Theor. Comp. Fluid Dyn., 20,443-467.
Samuel P. Burns
Department of Applied Physics and Applied Mathematics, Columbia University, New York, NY.
Adam H. Sobel and Lorenzo M. Polvani
Department of Applied Physics and Applied Mathematics and Department of Earth and Environmental Sciences, Columbia University, New York, NY.
A simplified model of the moist axisymmetric Hadley
circulation is examined
in the asymptotic limit in which surface friction is strong
and the meridional wind is weak
compared to the zonal wind.
Our model consists of the Quasi-Equilibrium Tropical Circulation
Model (QTCM) equations on an axisymmetric aquaplanet equatorial beta-plane.
This model includes two vertical momentum modes, one baroclinic
and one barotropic. Prior studies use either continuous stratification,
or a shallow water system best viewed as representing the upper troposphere.

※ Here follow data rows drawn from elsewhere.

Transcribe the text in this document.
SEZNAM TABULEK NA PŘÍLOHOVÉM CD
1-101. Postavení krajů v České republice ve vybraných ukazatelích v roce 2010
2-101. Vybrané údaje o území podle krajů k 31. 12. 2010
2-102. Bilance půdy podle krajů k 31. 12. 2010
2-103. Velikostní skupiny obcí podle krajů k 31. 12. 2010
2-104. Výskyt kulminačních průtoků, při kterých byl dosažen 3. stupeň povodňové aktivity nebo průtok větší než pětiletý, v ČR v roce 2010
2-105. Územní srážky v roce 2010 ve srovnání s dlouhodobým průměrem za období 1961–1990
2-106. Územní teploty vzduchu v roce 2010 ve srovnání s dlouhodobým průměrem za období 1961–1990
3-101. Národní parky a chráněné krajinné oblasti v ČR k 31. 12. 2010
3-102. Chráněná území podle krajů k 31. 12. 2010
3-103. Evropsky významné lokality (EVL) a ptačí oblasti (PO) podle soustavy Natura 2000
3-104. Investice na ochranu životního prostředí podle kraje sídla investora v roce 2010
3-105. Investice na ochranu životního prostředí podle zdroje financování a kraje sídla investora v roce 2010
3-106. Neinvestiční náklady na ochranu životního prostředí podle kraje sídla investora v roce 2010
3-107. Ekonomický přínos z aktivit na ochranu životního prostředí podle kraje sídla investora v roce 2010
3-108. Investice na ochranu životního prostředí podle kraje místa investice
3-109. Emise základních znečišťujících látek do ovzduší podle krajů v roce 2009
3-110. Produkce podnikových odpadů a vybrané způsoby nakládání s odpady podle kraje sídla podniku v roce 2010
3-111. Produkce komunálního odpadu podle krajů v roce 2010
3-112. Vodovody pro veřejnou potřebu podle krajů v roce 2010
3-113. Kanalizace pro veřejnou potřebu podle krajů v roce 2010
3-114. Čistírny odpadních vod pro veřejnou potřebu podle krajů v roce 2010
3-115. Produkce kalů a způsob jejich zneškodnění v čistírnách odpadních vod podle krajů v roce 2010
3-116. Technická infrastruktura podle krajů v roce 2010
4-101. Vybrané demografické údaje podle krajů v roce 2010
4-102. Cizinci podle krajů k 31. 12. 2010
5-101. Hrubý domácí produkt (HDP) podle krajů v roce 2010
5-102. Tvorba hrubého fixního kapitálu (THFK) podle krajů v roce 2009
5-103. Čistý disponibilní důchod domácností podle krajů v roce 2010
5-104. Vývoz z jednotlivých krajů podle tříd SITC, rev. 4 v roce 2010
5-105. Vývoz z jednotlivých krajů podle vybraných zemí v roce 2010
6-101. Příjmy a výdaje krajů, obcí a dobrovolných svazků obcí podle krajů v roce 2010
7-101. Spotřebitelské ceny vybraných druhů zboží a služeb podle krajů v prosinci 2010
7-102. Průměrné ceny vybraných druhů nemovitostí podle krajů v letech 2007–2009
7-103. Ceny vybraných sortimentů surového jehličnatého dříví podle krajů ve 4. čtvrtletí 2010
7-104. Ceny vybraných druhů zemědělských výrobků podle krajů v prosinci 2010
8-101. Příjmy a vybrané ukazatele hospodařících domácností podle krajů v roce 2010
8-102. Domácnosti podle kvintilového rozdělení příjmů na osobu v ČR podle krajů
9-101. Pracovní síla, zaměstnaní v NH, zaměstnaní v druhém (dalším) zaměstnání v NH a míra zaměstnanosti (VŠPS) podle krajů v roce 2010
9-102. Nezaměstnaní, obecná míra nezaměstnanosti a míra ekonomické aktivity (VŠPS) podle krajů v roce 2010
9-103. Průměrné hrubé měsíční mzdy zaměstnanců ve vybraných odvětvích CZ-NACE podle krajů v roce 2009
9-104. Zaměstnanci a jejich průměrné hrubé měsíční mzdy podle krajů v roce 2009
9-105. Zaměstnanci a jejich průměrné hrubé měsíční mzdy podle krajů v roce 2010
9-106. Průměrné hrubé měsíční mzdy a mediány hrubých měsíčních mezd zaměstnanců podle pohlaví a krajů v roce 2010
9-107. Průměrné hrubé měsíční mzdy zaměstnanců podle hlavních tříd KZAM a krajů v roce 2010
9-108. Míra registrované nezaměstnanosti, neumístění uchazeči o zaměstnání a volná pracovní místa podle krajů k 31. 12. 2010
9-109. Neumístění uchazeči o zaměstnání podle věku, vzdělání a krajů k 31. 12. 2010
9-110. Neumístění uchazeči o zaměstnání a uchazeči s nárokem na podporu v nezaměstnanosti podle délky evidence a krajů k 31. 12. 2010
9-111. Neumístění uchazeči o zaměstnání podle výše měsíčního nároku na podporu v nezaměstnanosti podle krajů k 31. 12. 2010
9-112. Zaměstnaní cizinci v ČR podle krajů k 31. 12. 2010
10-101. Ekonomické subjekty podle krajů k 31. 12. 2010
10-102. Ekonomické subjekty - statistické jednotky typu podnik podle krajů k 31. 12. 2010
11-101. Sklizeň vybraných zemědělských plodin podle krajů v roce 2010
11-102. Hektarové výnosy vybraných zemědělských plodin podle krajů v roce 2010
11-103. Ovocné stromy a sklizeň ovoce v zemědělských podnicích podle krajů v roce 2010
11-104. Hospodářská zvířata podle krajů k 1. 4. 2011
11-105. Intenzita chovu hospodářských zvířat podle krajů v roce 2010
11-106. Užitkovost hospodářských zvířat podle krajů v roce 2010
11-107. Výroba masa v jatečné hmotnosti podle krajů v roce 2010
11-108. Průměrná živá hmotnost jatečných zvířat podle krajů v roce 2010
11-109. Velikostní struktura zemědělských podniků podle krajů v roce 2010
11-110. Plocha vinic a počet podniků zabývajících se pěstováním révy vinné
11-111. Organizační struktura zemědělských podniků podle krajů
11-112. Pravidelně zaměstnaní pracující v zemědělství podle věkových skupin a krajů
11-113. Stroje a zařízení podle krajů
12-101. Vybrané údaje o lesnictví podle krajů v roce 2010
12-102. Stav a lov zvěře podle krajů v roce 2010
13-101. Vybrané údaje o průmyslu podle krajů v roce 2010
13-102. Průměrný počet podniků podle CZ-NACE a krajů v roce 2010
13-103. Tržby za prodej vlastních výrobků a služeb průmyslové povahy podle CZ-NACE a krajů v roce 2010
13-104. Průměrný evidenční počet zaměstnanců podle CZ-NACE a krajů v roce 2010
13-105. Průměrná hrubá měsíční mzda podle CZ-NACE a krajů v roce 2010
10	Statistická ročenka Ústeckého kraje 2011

The analysis here focuses on the interaction of the baroclinic and
barotropic modes, and the way in which this interaction allows the
constraints on the circulation known from the fully stratified case
to be satisfied in an approximate way.
The dry equations, with temperature forced by Newtonian relaxation towards a prescribed radiative equilibrium, are solved first. At leading order, the resulting circulation has a zonal wind profile corresponding to uniform angular momentum at a level near the tropopause, and zero zonal surface wind, owing to the cancellation of the barotropic and baroclinic modes there. The weak surface winds are calculated from the first order corrections. The broad features of these solutions are similar to those obtained in previous studies of the dry Hadley circulation. The moist equations are solved next, with a fixed sea surface temperature at the lower boundary and simple parameterizations of surface fluxes, deep convection, and radiative transfer. The solutions yield the structure of the barotropic and baroclinic winds, as well as the temperature and moisture fields. In addition, we derive expressions for the width and strength of the equatorial precipitating region (ITCZ) and the width of the entire Hadley circulation. The ITCZ width is on the order of a few degrees in the absence of any horizontal diffusion and is relatively insensitive to parameter variations.